Containers are the future! and lots of misinformed talk.
The truth here is more boring. Both full-fat virtualization (KVM), and containers (LXC) are the future, and which you use will depend on what you want to do. You’ll probably use both. You’re probably using both now, but you don’t know it.
The first thing to say is that full virt and containers are used for different things, although there is a little bit of overlap. Containers are only useful when the kernel of all your VMs is identical. That means you can run 1000 copies of Fedora 18 as containers, probably not something you could do with full virt, but you can’t run Windows or FreeBSD or possibly not even Debian in one of those containers. Nor can your users install their own kernels.
The second important point is that containers in Linux are not secure at all. It’s moderately easy to escape from a container and take control of the host or other containers. I also doubt they’ll ever be secure because any local kernel exploit in the enormous syscall API is a host exploit when you’re using containers. This is in contrast with full virt on Fedora and RHEL where the qemu process is protected by multiple layers: process isolation, Unix permissions, SELinux, seccomp, and, yes, a container.

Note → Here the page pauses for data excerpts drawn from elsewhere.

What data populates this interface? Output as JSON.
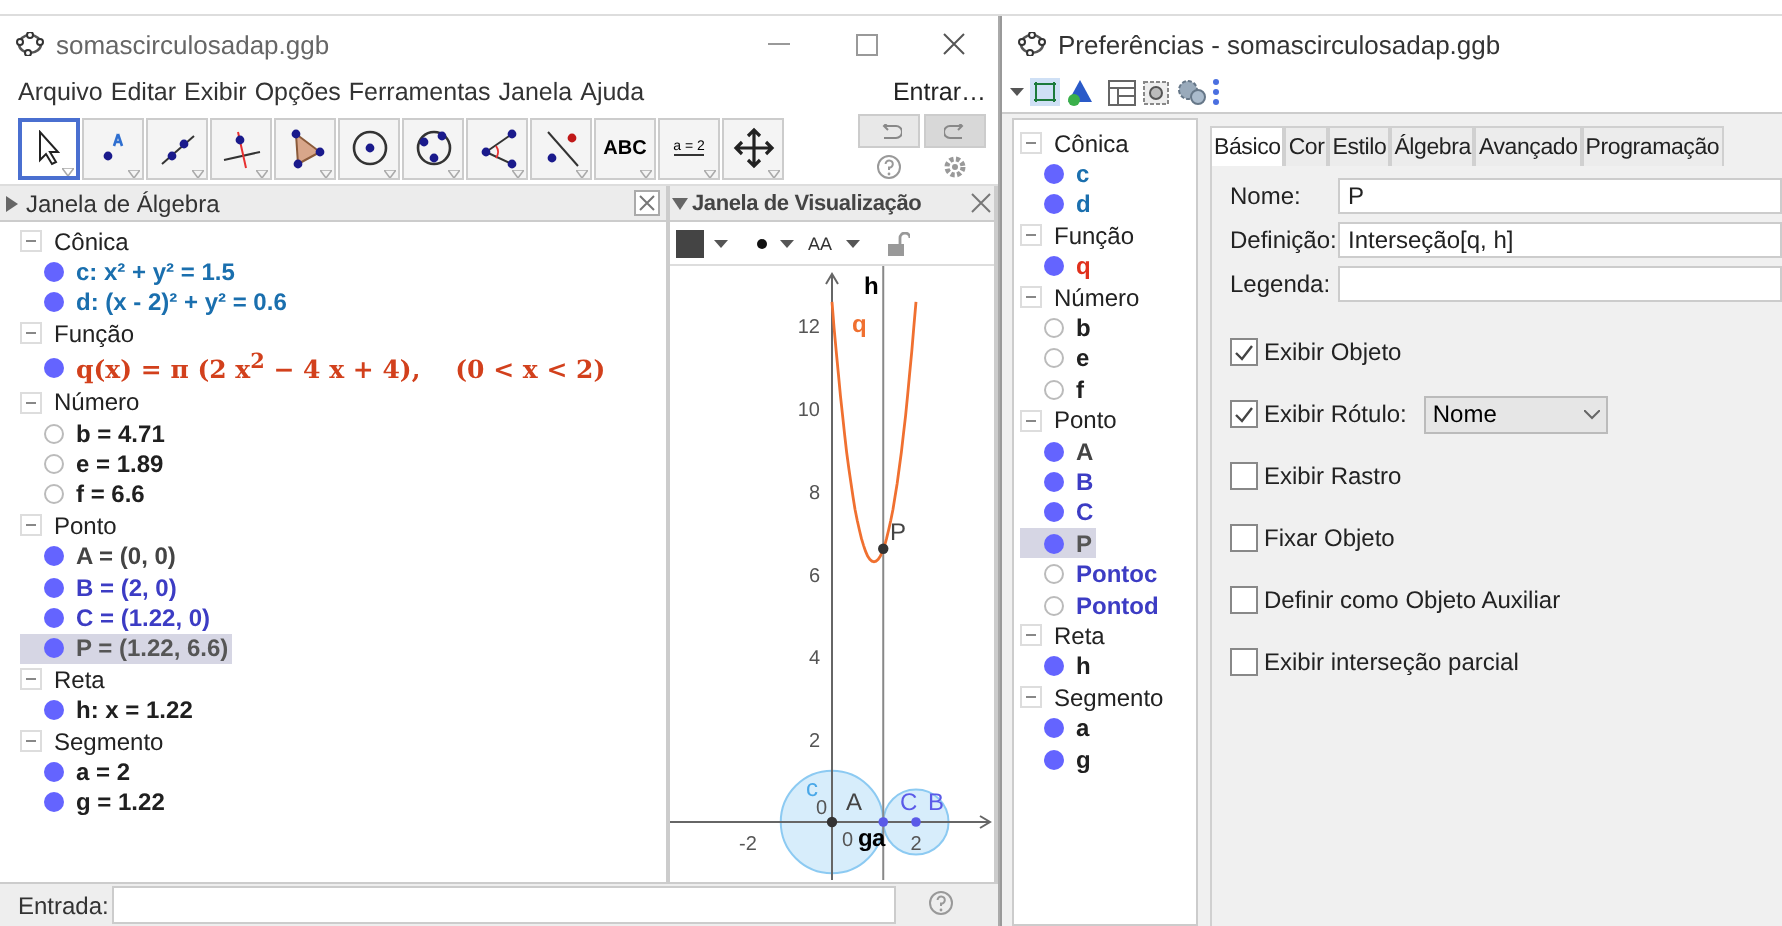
{
  "main_window": {
    "title": "somascirculosadap.ggb",
    "menu": [
      "Arquivo",
      "Editar",
      "Exibir",
      "Opções",
      "Ferramentas",
      "Janela",
      "Ajuda"
    ],
    "login": "Entrar…",
    "tools": [
      {
        "kind": "move",
        "selected": true
      },
      {
        "kind": "point",
        "selected": false
      },
      {
        "kind": "line",
        "selected": false
      },
      {
        "kind": "perpendicular",
        "selected": false
      },
      {
        "kind": "polygon",
        "selected": false
      },
      {
        "kind": "circle",
        "selected": false
      },
      {
        "kind": "circle3",
        "selected": false
      },
      {
        "kind": "angle",
        "selected": false
      },
      {
        "kind": "reflect",
        "selected": false
      },
      {
        "kind": "text",
        "label": "ABC",
        "selected": false
      },
      {
        "kind": "slider",
        "label": "a = 2",
        "selected": false
      },
      {
        "kind": "pan",
        "selected": false
      }
    ]
  },
  "algebra_view": {
    "title": "Janela de Álgebra",
    "groups": [
      {
        "label": "Cônica",
        "expanded": true,
        "items": [
          {
            "text": "c: x² + y² = 1.5",
            "visible": true,
            "color": "#1a6fae",
            "selected": false
          },
          {
            "text": "d: (x - 2)² + y² = 0.6",
            "visible": true,
            "color": "#1a6fae",
            "selected": false
          }
        ]
      },
      {
        "label": "Função",
        "expanded": true,
        "items": [
          {
            "text": "q(x) = π (2 x$^{2}$ − 4 x + 4),    (0 < x < 2)",
            "visible": true,
            "color": "#d2401c",
            "selected": false
          }
        ]
      },
      {
        "label": "Número",
        "expanded": true,
        "items": [
          {
            "text": "b = 4.71",
            "visible": false,
            "color": "#202020",
            "selected": false
          },
          {
            "text": "e = 1.89",
            "visible": false,
            "color": "#202020",
            "selected": false
          },
          {
            "text": "f = 6.6",
            "visible": false,
            "color": "#202020",
            "selected": false
          }
        ]
      },
      {
        "label": "Ponto",
        "expanded": true,
        "items": [
          {
            "text": "A = (0, 0)",
            "visible": true,
            "color": "#444444",
            "selected": false
          },
          {
            "text": "B = (2, 0)",
            "visible": true,
            "color": "#3c3cc4",
            "selected": false
          },
          {
            "text": "C = (1.22, 0)",
            "visible": true,
            "color": "#3c3cc4",
            "selected": false
          },
          {
            "text": "P = (1.22, 6.6)",
            "visible": true,
            "color": "#555555",
            "selected": true
          }
        ]
      },
      {
        "label": "Reta",
        "expanded": true,
        "items": [
          {
            "text": "h: x = 1.22",
            "visible": true,
            "color": "#202020",
            "selected": false
          }
        ]
      },
      {
        "label": "Segmento",
        "expanded": true,
        "items": [
          {
            "text": "a = 2",
            "visible": true,
            "color": "#202020",
            "selected": false
          },
          {
            "text": "g = 1.22",
            "visible": true,
            "color": "#202020",
            "selected": false
          }
        ]
      }
    ]
  },
  "graphics_view": {
    "title": "Janela de Visualização",
    "font_button": "AA",
    "y_ticks": [
      "12",
      "10",
      "8",
      "6",
      "4",
      "2"
    ],
    "x_ticks": [
      "-2",
      "2"
    ],
    "labels": [
      {
        "text": "h",
        "color": "#000000"
      },
      {
        "text": "q",
        "color": "#f07030"
      },
      {
        "text": "P",
        "color": "#444444"
      },
      {
        "text": "c",
        "color": "#4aa8e8"
      },
      {
        "text": "0",
        "color": "#555555"
      },
      {
        "text": "A",
        "color": "#444444"
      },
      {
        "text": "0",
        "color": "#555555"
      },
      {
        "text": "g",
        "color": "#000000"
      },
      {
        "text": "a",
        "color": "#000000"
      },
      {
        "text": "C",
        "color": "#5a5ae8"
      },
      {
        "text": "B",
        "color": "#5a5ae8"
      }
    ]
  },
  "input_bar": {
    "label": "Entrada:"
  },
  "preferences": {
    "title": "Preferências - somascirculosadap.ggb",
    "tree": [
      {
        "label": "Cônica",
        "expanded": true,
        "items": [
          {
            "text": "c",
            "visible": true,
            "color": "#1a6fae",
            "selected": false
          },
          {
            "text": "d",
            "visible": true,
            "color": "#1a6fae",
            "selected": false
          }
        ]
      },
      {
        "label": "Função",
        "expanded": true,
        "items": [
          {
            "text": "q",
            "visible": true,
            "color": "#e0301c",
            "selected": false
          }
        ]
      },
      {
        "label": "Número",
        "expanded": true,
        "items": [
          {
            "text": "b",
            "visible": false,
            "color": "#202020",
            "selected": false
          },
          {
            "text": "e",
            "visible": false,
            "color": "#202020",
            "selected": false
          },
          {
            "text": "f",
            "visible": false,
            "color": "#202020",
            "selected": false
          }
        ]
      },
      {
        "label": "Ponto",
        "expanded": true,
        "items": [
          {
            "text": "A",
            "visible": true,
            "color": "#444444",
            "selected": false
          },
          {
            "text": "B",
            "visible": true,
            "color": "#3c3cc4",
            "selected": false
          },
          {
            "text": "C",
            "visible": true,
            "color": "#3c3cc4",
            "selected": false
          },
          {
            "text": "P",
            "visible": true,
            "color": "#555555",
            "selected": true
          },
          {
            "text": "Pontoc",
            "visible": false,
            "color": "#3c3cc4",
            "selected": false
          },
          {
            "text": "Pontod",
            "visible": false,
            "color": "#3c3cc4",
            "selected": false
          }
        ]
      },
      {
        "label": "Reta",
        "expanded": true,
        "items": [
          {
            "text": "h",
            "visible": true,
            "color": "#202020",
            "selected": false
          }
        ]
      },
      {
        "label": "Segmento",
        "expanded": true,
        "items": [
          {
            "text": "a",
            "visible": true,
            "color": "#202020",
            "selected": false
          },
          {
            "text": "g",
            "visible": true,
            "color": "#202020",
            "selected": false
          }
        ]
      }
    ],
    "tabs": [
      {
        "label": "Básico",
        "selected": true
      },
      {
        "label": "Cor",
        "selected": false
      },
      {
        "label": "Estilo",
        "selected": false
      },
      {
        "label": "Álgebra",
        "selected": false
      },
      {
        "label": "Avançado",
        "selected": false
      },
      {
        "label": "Programação",
        "selected": false
      }
    ],
    "fields": [
      {
        "label": "Nome:",
        "value": "P"
      },
      {
        "label": "Definição:",
        "value": "Interseção[q, h]"
      },
      {
        "label": "Legenda:"
      }
    ],
    "checkboxes": [
      {
        "label": "Exibir Objeto",
        "checked": true
      },
      {
        "label": "Exibir Rótulo:",
        "checked": true,
        "dropdown": "Nome"
      },
      {
        "label": "Exibir Rastro",
        "checked": false
      },
      {
        "label": "Fixar Objeto",
        "checked": false
      },
      {
        "label": "Definir como Objeto Auxiliar",
        "checked": false
      },
      {
        "label": "Exibir interseção parcial",
        "checked": false
      }
    ]
  }
}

So containers are useless? Not at all. If you need to run lots and lots of VMs and you don’t care about multiple kernels or security, containers are just about the only game in town (although it turns out that KVM is no slouch these days).
Also containers (or the cgroups technology behind them) are being used in very innovative places. They are used in systemd for resource control, in libvirt to isolate qemu, and for sandboxing.
I know you are talking about LXC not being secure, but Parallels Virtuozzo has been in the wild since 2001 and OpenVZ since 2005. Both are widely deployed and if they were insecure, none of the hosting companies would be using them. OpenVZ has served me weill for ~8 years now. Here’s hoping that LXC increases its security… or really that the underlying pieces used (namespaces, cgroups, etc), get more security features.
I’m happy to see that OpenVZ have thought a lot about hardening their kernel. http://www.openwall.com/Owl/
You linked to the OpenWall Linux (OWL) distribution… which is focused primarily on security, and yes they include an OpenVZ kernel option… but OWL is not directly related to OpenVZ. Owl cares not just about the kernel but hardening all parts of the system. For example, they have redone a few things that previously needed SUIDs to work. So far as I know, they are still on RHEL5.
OpenVZ started on EL4 (now EOLed), and is currently available on EL5 and EL6… and EL7 whenever that is released. Parallels is the sponsor of the project and they are big contributors to the mainline kernel in addition to all of the work they do on their out-of-tree OpenVZ patch. In fact, Parallels has made it to the top 10 list a couple of times and frequently shows up in the top 20. They also added container features to the Microsoft Windows kernel for their “containers on Windows” product which came out in 2005. Some work has been done to make vzctl work with the mainline kernel’s LXC stuff… and it has even been packaged in the stock Fedora repo.